You Can Build the Taj Mahal, but Not the Kaʿbah

Character and EthicsSpirituality

It was a Friday — the blessed moment of the fourteenth of Ṣafar, 1447 AH — when our feet touched the soil of Jeddah, and it was inscribed upon the Preserved Tablet of time that a caravan was setting out towards its true homeland. Before the hour was complete, the caravan’s direction turned towards Makkah.

O friends! This was not a road upon which ordinary caravans pass, burdened with their goods and provisions. This was a highway in which every grain of sand shimmered with the flame of supplication, every breeze was infused with the fragrance of remembrance, every turning was strewn with pearls of tears, and every gust carried the melody of hope. This was not a passage of mere sand and stone; it was the radiant ṣirāṭ of heart and faith, along which the story of earth and sky travels side by side, and the tale of heart and Lord whispers from one to the other.

What is life? A clamour of crowds, a caravan without direction, a flood of heedlessness in which a person loses his own identity. Then destiny stretches out a hand, grasps your shoulder, and places you upon a path that leads straight to that House — the House of God — which calls only to Him. I looked out from the window: the desert glistened like gold under the sun, the sands curved and bent, yet I felt neither the scorch of heat nor the thirst of dryness, for we were sealed within an air-conditioned vehicle. My heart asked: is this not the land where the footsteps of Ibrāhīm عليه السلام once pressed? Is this not the very sand beneath which the foundations of the Bayt Allāh were raised? Is this not the atmosphere in which the Noble Messenger صلى الله عليه وسلم performed ṭawāf, strode between Ṣafā and Marwah, witnessed the descent of revelation, and moistened his lips with the Zamzam of supplication?

This road, O traveller, is a silent herald, announcing: you are near to a Presence unlike any other — a nearness that illumines the mirror within, so that a person comes to know why he has come and to where he is going.

I remembered: in all my past journeys to Makkah, each journey was a new world — a world whose sky matched no other sky, whose earth joined with no other earth, and whose air blew from no other air. Each time I returned, my heart carried a treasure — a treasure which neither the letter of speech could preserve nor the tip of a pen could confine. And in my simplicity, I would imagine that now I had attained the final secret, that I had drunk the cup which silences all questions and quenches all thirsts. Yet the next journey would arrive, shattering my assumption: it would be vaster in expanse, deeper in meaning, greater in impact — opening a door I had never even imagined, revealing a secret that did not erase the earlier ones but rather increased and brightened them. Every visit is a book; and when you finish it, you realise that it was merely the preface, and that the true chapters are still to come.

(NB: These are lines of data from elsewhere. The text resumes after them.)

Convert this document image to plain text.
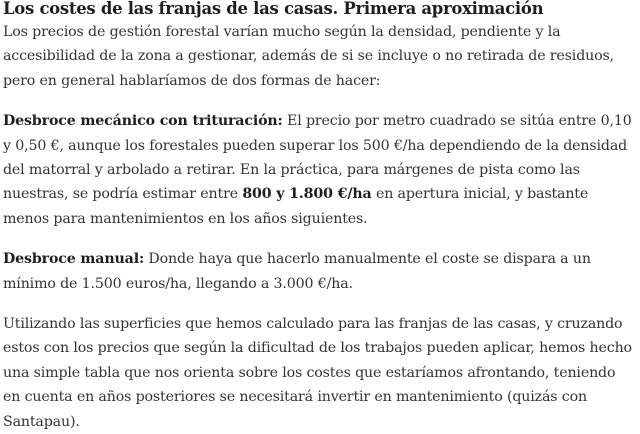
Los costes de las franjas de las casas. Primera aproximación

Los precios de gestión forestal varían mucho según la densidad, pendiente y la accesibilidad de la zona a gestionar, además de si se incluye o no retirada de residuos, pero en general hablaríamos de dos formas de hacer:

Desbroce mecánico con trituración: El precio por metro cuadrado se sitúa entre 0,10 y 0,50 €, aunque los forestales pueden superar los 500 €/ha dependiendo de la densidad del matorral y arbolado a retirar. En la práctica, para márgenes de pista como las nuestras, se podría estimar entre 800 y 1.800 €/ha en apertura inicial, y bastante menos para mantenimientos en los años siguientes.

Desbroce manual: Donde haya que hacerlo manualmente el coste se dispara a un mínimo de 1.500 euros/ha, llegando a 3.000 €/ha.

Utilizando las superficies que hemos calculado para las franjas de las casas, y cruzando estos con los precios que según la dificultad de los trabajos pueden aplicar, hemos hecho una simple tabla que nos orienta sobre los costes que estaríamos afrontando, teniendo en cuenta en años posteriores se necesitará invertir en mantenimiento (quizás con Santapau).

After the Friday prayer, precisely at half-past two, we set out for ʿumrah. When we reached midway, the minarets of the Ḥaram rose upon the horizon like pillars of light, lifting from the earth and disappearing into the canopy of the sky. My heart trembled — was it weeping, was it joy, was it wonder? I wished that my heart might reach inside before my feet did, that I might cling to the Black Stone, that before removing my shoes I might gather all the radiance.

The believer’s distance from the Bayt Allāh — that sacred House which God has made a canopy of mercy and the tranquillity of hearts — is in truth like turning away from the treasure of one’s very being. Such distance is not only a loss and diminishment in the path and practice of guidance; it breeds corruption and disorder in heart and soul. Whoever does not turn towards God is astray from his true destination; and whoever withdraws from His refuge is lost in darkness.

O dwellers of East and West! If the full moon of Badr were to set, perhaps you could fashion another moon. If the sun of dawn delayed its rising, perhaps you could produce another sun. But tell me — can you build a House like the House of Ibrāhīm? Go, build the Taj Mahal — not one but a hundred — one in every land, one in every city; yet know that they will all be lifeless tombs. That is your reality. You, and all mankind and jinn, indeed all creation together, could never build that Kaʿbah — the very axis of life for the people of earth, upon which rests the foundation of human existence, whose blessings spread to every direction, and whose beneficence encompasses centuries.

O Lord of the pure and sacred House! By the grace of that House, grant me a new life. Illuminate my restless heart with the radiant light of Ibrāhīm’s faith, adorn it with the ever-burning lamp of certainty, so that in Your presence I may be humbled with devotion, and filled with love and steadfastness in my prostration.

I returned from ṭawāf — but my heart remained there, where the light is, where the minarets are, where the tranquillity is that never ends. Indeed, beholding the symbols of God shatters the locks of heedlessness. Alas for my desires! The more I restrain them, the more they grow. O Allāh! By Your mercy grant me mastery over them, and grant me the company of the righteous.